“I’ve walked past that room a thousand times. I don’t look at it the way you do.” His eyes flicked to mine, softening. “You make me notice things I’ve stopped seeing. It’s…beautiful.”
I leaned into his shoulder, letting his heat seep through my dress. It reminded me of all those nights ago when he’d dragged me into his lap to keep me warm. When I’d hated him for it and enjoyed it anyway.
Now I wanted more—needed more. His skin on mine and his breath at my neck. Mouth, tongue, hands. I wanted his strength pinning me underneath him. The craving was bottomless, terrifying, and I’d shatter if he didn’t touch me soon.
Was this what real love felt like? This delirious hunger that followed me through every waking moment?
Kairos glanced at me, his eyes sharp. He looked like he was one heartbeat away from pulling me into his lap after all. A muscle jumped in his cheek, then he cleared his throat, tearing his gaze away.
“Where did you learn to climb?” he asked. “I’ve been wondering for weeks.”
I blinked, my thoughts sluggish. “What?”
“Climbing.

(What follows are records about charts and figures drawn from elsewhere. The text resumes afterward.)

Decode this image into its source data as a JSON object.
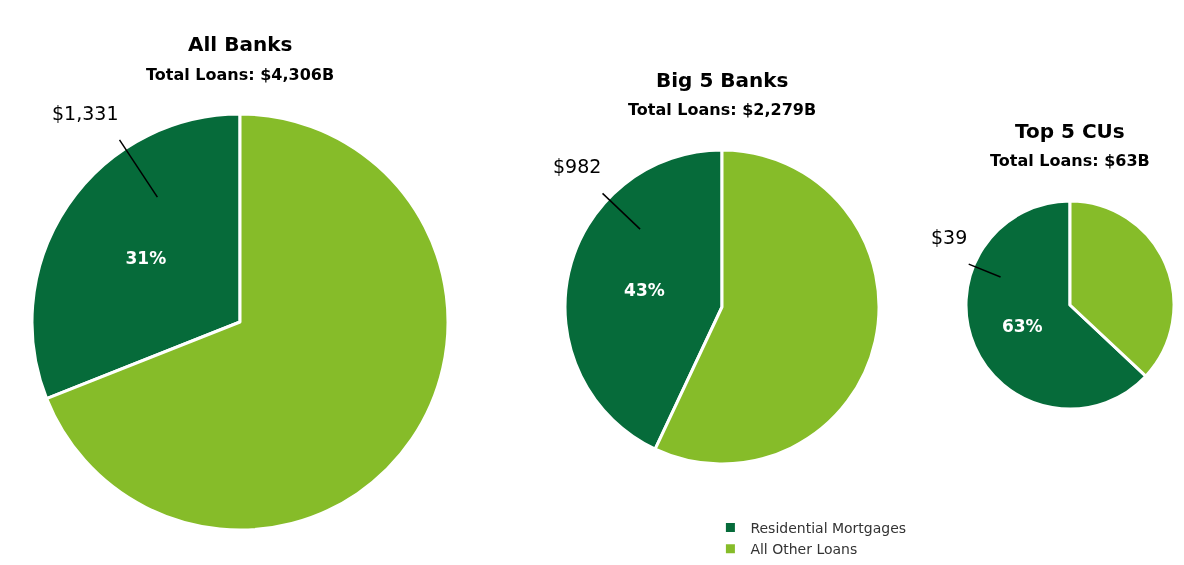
{
  "chart_data": [
    {
      "type": "pie",
      "title": "All Banks",
      "subtitle": "Total Loans: $4,306B",
      "categories": [
        "Residential Mortgages",
        "All Other Loans"
      ],
      "values": [
        31,
        69
      ],
      "colors": [
        "#066b3a",
        "#86bc29"
      ],
      "value_labels": [
        "31%",
        null
      ],
      "annotations": [
        "$1,331"
      ],
      "legend": "bottom right"
    },
    {
      "type": "pie",
      "title": "Big 5 Banks",
      "subtitle": "Total Loans: $2,279B",
      "categories": [
        null,
        null
      ],
      "values": [
        43,
        57
      ],
      "colors": [
        "#066b3a",
        "#86bc29"
      ],
      "value_labels": [
        "43%",
        null
      ],
      "annotations": [
        "$982"
      ]
    },
    {
      "type": "pie",
      "title": "Top 5 CUs",
      "subtitle": "Total Loans: $63B",
      "categories": [
        null,
        null
      ],
      "values": [
        63,
        37
      ],
      "colors": [
        "#066b3a",
        "#86bc29"
      ],
      "value_labels": [
        "63%",
        null
      ],
      "annotations": [
        "$39"
      ]
    }
  ]
}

How did you learn?”
Oh gods, he knew. Those damned fae senses, picking up the shameful things my body screamed at him. Should I be grateful or disappointed that he’d changed the subject?

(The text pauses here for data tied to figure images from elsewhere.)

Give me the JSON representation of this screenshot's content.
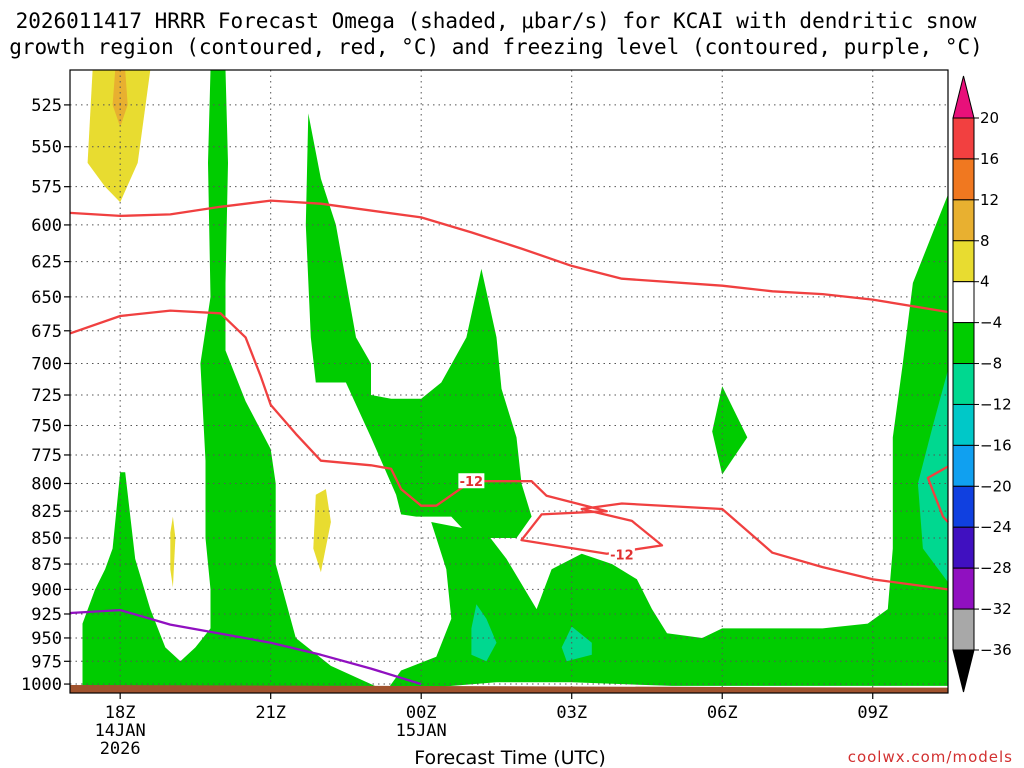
{
  "title_line1": "2026011417 HRRR Forecast Omega (shaded, μbar/s) for KCAI with dendritic snow",
  "title_line2": "growth region (contoured, red, °C) and freezing level (contoured, purple, °C)",
  "credit": "coolwx.com/models",
  "chart_data": {
    "type": "heatmap",
    "title": "2026011417 HRRR Forecast Omega (shaded, μbar/s) for KCAI with dendritic snow growth region (contoured, red, °C) and freezing level (contoured, purple, °C)",
    "xlabel": "Forecast Time (UTC)",
    "ylabel": "",
    "x_range_hours": [
      -1,
      16.5
    ],
    "x_ticks": [
      {
        "hour": 0,
        "label": "18Z",
        "sub1": "14JAN",
        "sub2": "2026"
      },
      {
        "hour": 3,
        "label": "21Z",
        "sub1": "",
        "sub2": ""
      },
      {
        "hour": 6,
        "label": "00Z",
        "sub1": "15JAN",
        "sub2": ""
      },
      {
        "hour": 9,
        "label": "03Z",
        "sub1": "",
        "sub2": ""
      },
      {
        "hour": 12,
        "label": "06Z",
        "sub1": "",
        "sub2": ""
      },
      {
        "hour": 15,
        "label": "09Z",
        "sub1": "",
        "sub2": ""
      }
    ],
    "y_range_hpa": [
      1010,
      505
    ],
    "y_scale": "pressure",
    "y_ticks": [
      525,
      550,
      575,
      600,
      625,
      650,
      675,
      700,
      725,
      750,
      775,
      800,
      825,
      850,
      875,
      900,
      925,
      950,
      975,
      1000
    ],
    "grid": true,
    "colorbar": {
      "levels": [
        20,
        16,
        12,
        8,
        4,
        -4,
        -8,
        -12,
        -16,
        -20,
        -24,
        -28,
        -32,
        -36
      ],
      "colors": [
        "#e8107a",
        "#f24040",
        "#f07820",
        "#e8b030",
        "#e8dc30",
        "#ffffff",
        "#00cc00",
        "#00d890",
        "#00c8c8",
        "#10a0f0",
        "#1040e0",
        "#4010c0",
        "#9010c0",
        "#a8a8a8",
        "#000000"
      ]
    },
    "shaded_regions": [
      {
        "range": "4 to 8",
        "color": "#e8dc30",
        "approx_time_hpa": [
          [
            -0.5,
            500
          ],
          [
            -0.6,
            540
          ],
          [
            0,
            583
          ],
          [
            0.6,
            540
          ],
          [
            0.5,
            500
          ]
        ]
      },
      {
        "range": "8 to 12",
        "color": "#e8b030",
        "approx_time_hpa": [
          [
            -0.1,
            500
          ],
          [
            -0.1,
            520
          ],
          [
            0,
            537
          ],
          [
            0.1,
            520
          ],
          [
            0.1,
            500
          ]
        ]
      },
      {
        "range": "-4 to -8",
        "color": "#00cc00",
        "note": "broad ascent region through most of the period"
      },
      {
        "range": "-8 to -12",
        "color": "#00d890",
        "approx_time_hpa": [
          [
            16.5,
            700
          ],
          [
            16,
            780
          ],
          [
            16.4,
            895
          ],
          [
            16.5,
            890
          ]
        ]
      }
    ],
    "series": [
      {
        "name": "-12",
        "color": "#f04040",
        "type": "contour",
        "points": [
          [
            -1,
            592
          ],
          [
            0,
            594
          ],
          [
            1,
            593
          ],
          [
            2,
            588
          ],
          [
            3,
            584
          ],
          [
            4,
            586
          ],
          [
            6,
            595
          ],
          [
            7,
            605
          ],
          [
            8,
            616
          ],
          [
            9,
            628
          ],
          [
            10,
            637
          ],
          [
            12,
            642
          ],
          [
            13,
            646
          ],
          [
            14,
            648
          ],
          [
            15,
            652
          ],
          [
            16.5,
            661
          ]
        ]
      },
      {
        "name": "-12",
        "color": "#f04040",
        "type": "contour",
        "points": [
          [
            -1,
            677
          ],
          [
            0,
            664
          ],
          [
            1,
            660
          ],
          [
            2,
            662
          ],
          [
            2.5,
            680
          ],
          [
            2.8,
            710
          ],
          [
            3,
            733
          ],
          [
            3.5,
            757
          ],
          [
            4,
            780
          ],
          [
            5,
            784
          ],
          [
            5.4,
            787
          ],
          [
            5.6,
            805
          ],
          [
            6,
            820
          ],
          [
            6.3,
            820
          ],
          [
            7,
            798
          ],
          [
            8.2,
            798
          ],
          [
            8.5,
            811
          ],
          [
            9.7,
            825
          ],
          [
            8.4,
            828
          ],
          [
            8,
            852
          ],
          [
            9.7,
            865
          ],
          [
            10.8,
            857
          ],
          [
            10.2,
            834
          ],
          [
            9.2,
            823
          ],
          [
            10,
            818
          ],
          [
            12,
            823
          ],
          [
            13,
            864
          ],
          [
            14,
            878
          ],
          [
            15,
            890
          ],
          [
            16.5,
            900
          ]
        ]
      },
      {
        "name": "-12",
        "color": "#f04040",
        "type": "contour",
        "points": [
          [
            16.5,
            785
          ],
          [
            16.1,
            795
          ],
          [
            16.4,
            830
          ],
          [
            16.5,
            835
          ]
        ]
      },
      {
        "name": "0",
        "color": "#9010c0",
        "type": "freezing level",
        "points": [
          [
            -1,
            924
          ],
          [
            0,
            921
          ],
          [
            1,
            936
          ],
          [
            3,
            955
          ],
          [
            4,
            968
          ],
          [
            5,
            983
          ],
          [
            6,
            1000
          ]
        ]
      }
    ],
    "contour_labels": [
      {
        "text": "-12",
        "hour": 7,
        "hpa": 798
      },
      {
        "text": "-12",
        "hour": 10.0,
        "hpa": 866
      }
    ]
  }
}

I exhaled shakily. “There were these abandoned buildings behind the market. Rheya and I used to run on the rooftops. We’d scale broken walls, jump between ledges. The guards never looked up, so we were safe there.”

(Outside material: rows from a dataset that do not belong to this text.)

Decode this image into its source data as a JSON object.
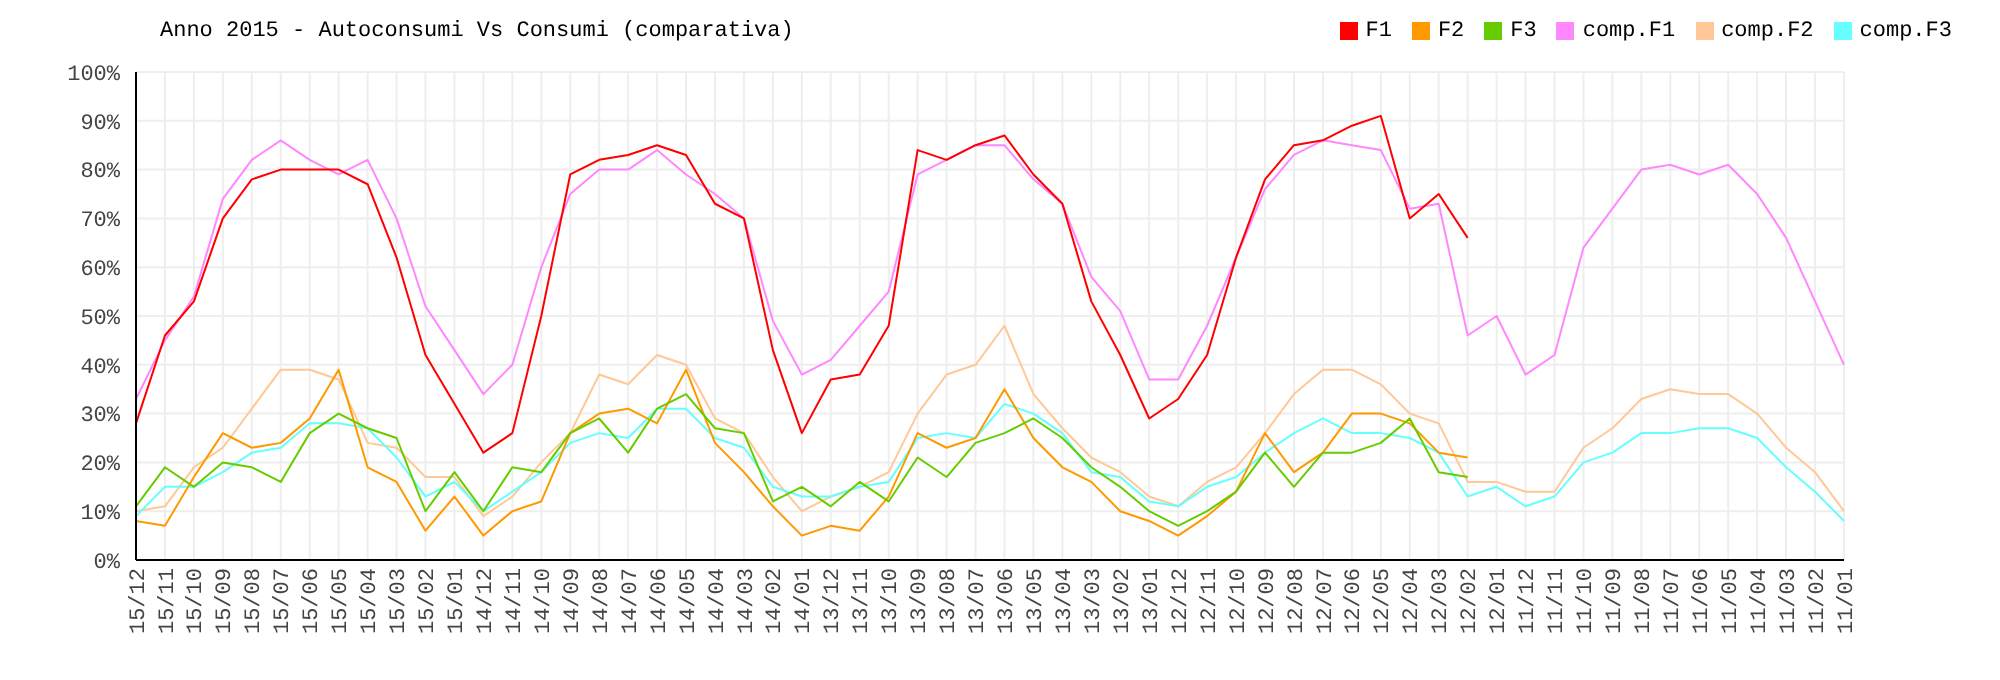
{
  "chart_data": {
    "type": "line",
    "title": "Anno 2015 - Autoconsumi Vs Consumi (comparativa)",
    "categories": [
      "15/12",
      "15/11",
      "15/10",
      "15/09",
      "15/08",
      "15/07",
      "15/06",
      "15/05",
      "15/04",
      "15/03",
      "15/02",
      "15/01",
      "14/12",
      "14/11",
      "14/10",
      "14/09",
      "14/08",
      "14/07",
      "14/06",
      "14/05",
      "14/04",
      "14/03",
      "14/02",
      "14/01",
      "13/12",
      "13/11",
      "13/10",
      "13/09",
      "13/08",
      "13/07",
      "13/06",
      "13/05",
      "13/04",
      "13/03",
      "13/02",
      "13/01",
      "12/12",
      "12/11",
      "12/10",
      "12/09",
      "12/08",
      "12/07",
      "12/06",
      "12/05",
      "12/04",
      "12/03",
      "12/02",
      "12/01",
      "11/12",
      "11/11",
      "11/10",
      "11/09",
      "11/08",
      "11/07",
      "11/06",
      "11/05",
      "11/04",
      "11/03",
      "11/02",
      "11/01"
    ],
    "series": [
      {
        "name": "comp.F1",
        "color": "#ff88ff",
        "values": [
          33,
          45,
          54,
          74,
          82,
          86,
          82,
          79,
          82,
          70,
          52,
          43,
          34,
          40,
          60,
          75,
          80,
          80,
          84,
          79,
          75,
          70,
          49,
          38,
          41,
          48,
          55,
          79,
          82,
          85,
          85,
          78,
          73,
          58,
          51,
          37,
          37,
          48,
          62,
          76,
          83,
          86,
          85,
          84,
          72,
          73,
          46,
          50,
          38,
          42,
          64,
          72,
          80,
          81,
          79,
          81,
          75,
          66,
          53,
          40
        ]
      },
      {
        "name": "comp.F2",
        "color": "#ffc896",
        "values": [
          10,
          11,
          19,
          23,
          31,
          39,
          39,
          37,
          24,
          23,
          17,
          17,
          9,
          13,
          20,
          26,
          38,
          36,
          42,
          40,
          29,
          26,
          17,
          10,
          13,
          15,
          18,
          30,
          38,
          40,
          48,
          34,
          27,
          21,
          18,
          13,
          11,
          16,
          19,
          26,
          34,
          39,
          39,
          36,
          30,
          28,
          16,
          16,
          14,
          14,
          23,
          27,
          33,
          35,
          34,
          34,
          30,
          23,
          18,
          10
        ]
      },
      {
        "name": "comp.F3",
        "color": "#66ffff",
        "values": [
          9,
          15,
          15,
          18,
          22,
          23,
          28,
          28,
          27,
          21,
          13,
          16,
          10,
          14,
          18,
          24,
          26,
          25,
          31,
          31,
          25,
          23,
          15,
          13,
          13,
          15,
          16,
          25,
          26,
          25,
          32,
          30,
          26,
          18,
          17,
          12,
          11,
          15,
          17,
          22,
          26,
          29,
          26,
          26,
          25,
          22,
          13,
          15,
          11,
          13,
          20,
          22,
          26,
          26,
          27,
          27,
          25,
          19,
          14,
          8
        ]
      },
      {
        "name": "F1",
        "color": "#ff0000",
        "values": [
          28,
          46,
          53,
          70,
          78,
          80,
          80,
          80,
          77,
          62,
          42,
          32,
          22,
          26,
          50,
          79,
          82,
          83,
          85,
          83,
          73,
          70,
          43,
          26,
          37,
          38,
          48,
          84,
          82,
          85,
          87,
          79,
          73,
          53,
          42,
          29,
          33,
          42,
          62,
          78,
          85,
          86,
          89,
          91,
          70,
          75,
          66,
          null,
          null,
          null,
          null,
          null,
          null,
          null,
          null,
          null,
          null,
          null,
          null,
          null
        ]
      },
      {
        "name": "F2",
        "color": "#ff9900",
        "values": [
          8,
          7,
          17,
          26,
          23,
          24,
          29,
          39,
          19,
          16,
          6,
          13,
          5,
          10,
          12,
          26,
          30,
          31,
          28,
          39,
          24,
          18,
          11,
          5,
          7,
          6,
          13,
          26,
          23,
          25,
          35,
          25,
          19,
          16,
          10,
          8,
          5,
          9,
          14,
          26,
          18,
          22,
          30,
          30,
          28,
          22,
          21,
          null,
          null,
          null,
          null,
          null,
          null,
          null,
          null,
          null,
          null,
          null,
          null,
          null
        ]
      },
      {
        "name": "F3",
        "color": "#66cc00",
        "values": [
          11,
          19,
          15,
          20,
          19,
          16,
          26,
          30,
          27,
          25,
          10,
          18,
          10,
          19,
          18,
          26,
          29,
          22,
          31,
          34,
          27,
          26,
          12,
          15,
          11,
          16,
          12,
          21,
          17,
          24,
          26,
          29,
          25,
          19,
          15,
          10,
          7,
          10,
          14,
          22,
          15,
          22,
          22,
          24,
          29,
          18,
          17,
          null,
          null,
          null,
          null,
          null,
          null,
          null,
          null,
          null,
          null,
          null,
          null,
          null
        ]
      }
    ],
    "ylim": [
      0,
      100
    ],
    "yticks": [
      {
        "value": 0,
        "label": "0%"
      },
      {
        "value": 10,
        "label": "10%"
      },
      {
        "value": 20,
        "label": "20%"
      },
      {
        "value": 30,
        "label": "30%"
      },
      {
        "value": 40,
        "label": "40%"
      },
      {
        "value": 50,
        "label": "50%"
      },
      {
        "value": 60,
        "label": "60%"
      },
      {
        "value": 70,
        "label": "70%"
      },
      {
        "value": 80,
        "label": "80%"
      },
      {
        "value": 90,
        "label": "90%"
      },
      {
        "value": 100,
        "label": "100%"
      }
    ],
    "grid": true,
    "legend": "top right",
    "marker": "none",
    "line_style": "solid"
  }
}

“You weren’t afraid of heights?”
“No, I loved it. This one slate building in the slums had a perfect view of the merchant quarter. I’d sit there and watch.”
“What were you looking for?”
I shrugged. “The horses. Gilded bridles woven with flowers, carriages that looked like jewelry boxes. Fae nobles gliding out of homes.”
He smiled. “A child with nothing, finding beauty in a city that gave her none.”
My chest tightened. “It was something to do.”
“You deserve more than watching other people’s lives.”
“It wasn’t so bad,” I ground out.
“When this is over, I’ll bring you to places that don’t need rooftops to be beautiful.”
Nothing this good ever lasted. I’d learned that lesson time and time again—the world had a way of taking what I wanted the most.
“Where exactly?” I asked.
“Lunir. The whole realm runs on illusion runes. You’ll walk down a street at dusk and the cobbles glow sapphire beneath your feet. By midnight, they’ve shifted to gold. The bridges twist themselves into new shapes every hour—arches, spirals, things that shouldn’t hold weight but do. There’s a market where the stalls sell memories. You can buy the feeling of your first kiss, or the smell of a place you’ve never been.”
I sighed. “That soundslovely.”
“It is. And there’s a waterfall in Caelir, blue water that falls straight from the sky onto a field of clouds.”
I smiled, imagining it. “I'd love to see that.”
“I'll take you when this is over.”
I let myself picture it—glowing streets, impossible bridges, waterfalls on clouds. But the image kept fracturing. Barra burning on one side, and a thousand years of throats cut to feed a seal on the other. Which nightmare was I supposed to stop?
My heart ached. “Maybe.”
He frowned. “Maybe?”
“I don’t like to make plans, Kairos.”